Last night as I stood on the brink of physical confrontation for the first time in more years than I can count, I thought of Mother's Day. Well, not at first. The first things that went through my head were more along the lines of "How am I going to deal with two or three of these stubby little baggy-jeaned miscreants?" or "I wonder if I should put down my camera first?"
For the past week or so, there has been an ugly surge in the vandalism in our neighborhood. A few days ago when I was out running, there was a group of three or four teenagers painting the wall of the underpass up the street from my house. My initial notion was that these kids must be part of some graffiti abatement program, and they were spraying some sort of cleaning solution on the tags that were already there. Surely they wouldn't be brazen enough to stand there in the light of day in front of passing traffic, defacing public property.
I was wrong. They were. Yesterday morning I saw the angry red scrawl on the fence across the street from us. I felt relief that our fence has slats and doesn't offer a smooth surface to leave a mark. Unless they decided to leave their spray cans behind and start breaking things. Later, when we were leaving the neighborhood for the evening, the same group of lumpy numbskulls were making their way down the street, again in broad daylight, spraying sidewalks, trees - anything that would hold still while they left their mark. I had my camera with me, and chose to roll down the window and take a few photos of the delinquents. "What're you taking pictures of?" hollered the one who seemed capable of speech.
Then they yammered something else before they got me in my weak spot. They threw a couple of empty cans at our car. With my wife and kid in the car, the red light went off in my lizard brain. I was halfway out of the door before I told my wife to stop the car. Before I knew it, I was standing face to face with the tiny-brained children who had been messing up my street. I was livid. I let them know it. Then it occurred to me that I was looking over the heads of both of my main antagonists. They puffed up their chests, in a way that I am quite familiar from my days on elementary school yard duty. They wouldn't back down. "We was just writing (some garbledygook) on the sidewalk. What's your problem?"

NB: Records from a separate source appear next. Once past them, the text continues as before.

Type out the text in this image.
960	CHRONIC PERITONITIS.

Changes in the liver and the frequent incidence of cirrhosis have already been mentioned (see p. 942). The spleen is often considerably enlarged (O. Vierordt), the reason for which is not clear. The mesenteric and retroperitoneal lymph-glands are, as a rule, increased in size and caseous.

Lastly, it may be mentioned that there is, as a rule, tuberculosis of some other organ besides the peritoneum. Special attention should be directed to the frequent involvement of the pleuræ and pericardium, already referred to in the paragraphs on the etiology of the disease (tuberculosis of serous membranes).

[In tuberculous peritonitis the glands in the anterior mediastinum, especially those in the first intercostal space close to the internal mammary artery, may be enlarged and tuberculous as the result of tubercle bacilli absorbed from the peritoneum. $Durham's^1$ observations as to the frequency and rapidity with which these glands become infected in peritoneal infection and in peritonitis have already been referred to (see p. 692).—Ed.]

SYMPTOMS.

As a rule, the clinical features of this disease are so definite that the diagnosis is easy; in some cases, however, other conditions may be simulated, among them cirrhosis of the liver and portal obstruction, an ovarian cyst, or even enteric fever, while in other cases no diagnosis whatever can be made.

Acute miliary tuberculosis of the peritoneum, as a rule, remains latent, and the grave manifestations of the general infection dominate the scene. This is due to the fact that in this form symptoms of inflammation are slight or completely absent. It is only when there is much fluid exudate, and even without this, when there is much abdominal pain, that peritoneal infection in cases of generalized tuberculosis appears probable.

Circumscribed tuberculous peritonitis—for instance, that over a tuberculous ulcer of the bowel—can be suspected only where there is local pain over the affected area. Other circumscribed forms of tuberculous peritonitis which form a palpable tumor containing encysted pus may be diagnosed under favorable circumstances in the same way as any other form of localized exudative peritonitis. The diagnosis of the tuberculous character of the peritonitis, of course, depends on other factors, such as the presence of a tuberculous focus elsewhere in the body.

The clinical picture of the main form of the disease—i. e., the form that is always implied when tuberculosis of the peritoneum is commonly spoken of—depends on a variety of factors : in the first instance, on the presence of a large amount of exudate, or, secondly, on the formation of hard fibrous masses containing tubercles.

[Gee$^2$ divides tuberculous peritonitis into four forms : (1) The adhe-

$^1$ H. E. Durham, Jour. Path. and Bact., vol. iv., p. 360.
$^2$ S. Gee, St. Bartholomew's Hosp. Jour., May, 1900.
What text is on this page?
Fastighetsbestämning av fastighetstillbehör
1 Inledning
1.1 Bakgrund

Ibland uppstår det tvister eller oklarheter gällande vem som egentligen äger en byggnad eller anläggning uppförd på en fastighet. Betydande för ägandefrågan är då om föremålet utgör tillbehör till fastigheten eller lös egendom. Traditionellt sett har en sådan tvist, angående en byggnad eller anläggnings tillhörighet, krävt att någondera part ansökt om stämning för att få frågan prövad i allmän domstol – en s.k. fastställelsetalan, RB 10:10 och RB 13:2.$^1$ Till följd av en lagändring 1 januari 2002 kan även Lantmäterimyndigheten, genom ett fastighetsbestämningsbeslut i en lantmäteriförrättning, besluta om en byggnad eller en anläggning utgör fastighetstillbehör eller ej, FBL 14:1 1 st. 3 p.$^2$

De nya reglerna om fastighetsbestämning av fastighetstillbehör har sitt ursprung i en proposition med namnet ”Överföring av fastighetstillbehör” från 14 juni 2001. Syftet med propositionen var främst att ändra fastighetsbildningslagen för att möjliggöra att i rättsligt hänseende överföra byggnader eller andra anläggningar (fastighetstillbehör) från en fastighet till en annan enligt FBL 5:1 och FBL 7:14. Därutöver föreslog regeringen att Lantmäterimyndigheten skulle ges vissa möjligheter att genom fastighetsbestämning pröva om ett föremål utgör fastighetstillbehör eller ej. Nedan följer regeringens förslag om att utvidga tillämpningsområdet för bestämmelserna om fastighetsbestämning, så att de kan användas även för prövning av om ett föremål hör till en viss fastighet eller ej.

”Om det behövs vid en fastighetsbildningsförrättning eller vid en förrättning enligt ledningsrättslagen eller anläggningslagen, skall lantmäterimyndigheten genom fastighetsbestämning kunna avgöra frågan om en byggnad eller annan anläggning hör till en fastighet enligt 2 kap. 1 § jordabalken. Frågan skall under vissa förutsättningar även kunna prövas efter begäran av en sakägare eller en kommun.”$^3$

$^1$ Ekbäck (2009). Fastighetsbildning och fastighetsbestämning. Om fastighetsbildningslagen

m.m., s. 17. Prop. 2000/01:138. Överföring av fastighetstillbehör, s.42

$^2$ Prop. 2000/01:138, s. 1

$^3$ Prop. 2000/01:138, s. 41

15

This morning, upon reflection, I have the answer: My problem is Mother's Day. No mother needs to know that their child is capable of such behavior. All those young toughs have mothers. Whether they are aware of how their kids spend their afternoons and evenings is a mystery. Confronted with the proof of their deeds, would they do anything differently?Would they pat their sons on the head and say "boys will be boys?" Are these same young men getting up early to make breakfast for their mothers, or bringing them a bouquet from the stand on the corner in front of the gas station? Or would they give mom a day off from the macho territorial posing that they show the rest of the world? Perhaps they got a nice big can of red gloss enamel and etched a great big heart on the front door of their apartment.